Who’s making the most from the drug deals?
Ireland has the highest prices for nine out of 13 commonly used generic medicines compared to other European countries
Can someone really fly to Barcelona, stay in a four-star hotel for three nights and buy a year’s supply of a commonly prescribed drug off La Rambla for less than the cost of the prescription in the Republic? Yes, mad as that may sound, they absolutely can.
The chemical used to relieve the symptoms of reflux is called omeprazole and one of the most popular brands of it in the Republic is Losec, which costs about €35 for a month’s supply. That is €420 annually, to which a patient will have to add the cost of two GP visits, taking the price of this fairly basic treatment to €540.
In Spain, omeprazole sells as Pensa, and a month’s supply costs €3.50, or a year’s supply €42 – €500 blow the cost of the treatment here.
Further afield you can make equally impressive savings. If you need to take blood-thinning low-dose aspirin in the Republic you will pay about a fiver a month, plus €120 a year on two visits to the GP to get your script renewed. That’s €180 a year. You can find 500 identical low-dose aspirin, or 18 months’ supply, selling in the US for under €10. A thousand pain-killing Ibuprofen will cost you €10 in New York.
And you don’t have to travel so far to make big savings on everyday drugs. People living in Dundalk are routinely asked to pay over 300 per cent more for medicines than people living 10 miles away in Newry. Earlier this year this newspaper reported that one regular customer of a pharmacy in the North was able to save himself about €1,300 a year on the cost of four generic drugs by travelling to Newry from Munster. And another reader contacted us recently to say he was saving more than €500 a year by getting drugs for high blood pressure and reflux in Newry, not Dublin, despite the fact the drugs are made in Cork.
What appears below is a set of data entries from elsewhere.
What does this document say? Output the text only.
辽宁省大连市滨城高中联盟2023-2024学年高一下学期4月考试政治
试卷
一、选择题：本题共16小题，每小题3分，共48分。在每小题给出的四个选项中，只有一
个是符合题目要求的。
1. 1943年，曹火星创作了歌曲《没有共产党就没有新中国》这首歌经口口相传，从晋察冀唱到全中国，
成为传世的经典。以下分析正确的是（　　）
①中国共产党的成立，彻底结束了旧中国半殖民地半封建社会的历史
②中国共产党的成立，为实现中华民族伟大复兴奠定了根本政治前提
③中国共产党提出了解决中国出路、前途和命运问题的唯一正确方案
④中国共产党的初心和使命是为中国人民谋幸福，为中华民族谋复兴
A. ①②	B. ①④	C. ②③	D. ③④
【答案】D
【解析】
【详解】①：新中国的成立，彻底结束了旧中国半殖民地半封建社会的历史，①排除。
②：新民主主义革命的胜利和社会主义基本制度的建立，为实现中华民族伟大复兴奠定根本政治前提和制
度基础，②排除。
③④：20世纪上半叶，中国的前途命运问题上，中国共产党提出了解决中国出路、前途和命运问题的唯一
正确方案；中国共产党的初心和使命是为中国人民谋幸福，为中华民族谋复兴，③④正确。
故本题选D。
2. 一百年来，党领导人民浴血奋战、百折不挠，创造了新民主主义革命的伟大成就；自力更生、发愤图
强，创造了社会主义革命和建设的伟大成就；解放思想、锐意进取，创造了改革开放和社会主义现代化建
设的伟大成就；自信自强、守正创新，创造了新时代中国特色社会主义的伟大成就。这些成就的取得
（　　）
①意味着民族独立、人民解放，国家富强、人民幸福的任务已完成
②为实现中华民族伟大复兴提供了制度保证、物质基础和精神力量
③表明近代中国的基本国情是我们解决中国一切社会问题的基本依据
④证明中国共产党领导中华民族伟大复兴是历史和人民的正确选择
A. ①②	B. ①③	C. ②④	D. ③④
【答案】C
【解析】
Why is this happening? Who is to blame for this crazy state of affairs? The State which has done deals on pricing with the drug-makers? The regulator who decides what drugs need a prescription – and a GP visit every six months as a result – and what ones can be bought over the counter? Those GPS who give us scripts for the most expensive drugs? The pharma companies who invent the drugs? Or the companies who piggyback on those inventions once they go off patent?
Or maybe the finger should be pointed at those on the frontline – the pharmacists who are allowed mark-ups of up to 50 per cent, as well as dispensing fees that seem out of line with the actual work involved?
Benefitting from consumer confusion
The answer is probably all of the above. The way prices of prescription and over-the-counter drugs are arrived at is hideously complicated and it is easy to get confused.
Those who benefit most from consumer confusion are the manufacturers and the sellers of the drugs who can make us pay dearly for our befuddlement.
When it comes to some pricing, however, the fog of confusion lifts and all that is left is a sense that the sick in the Republic are being taken for a ride.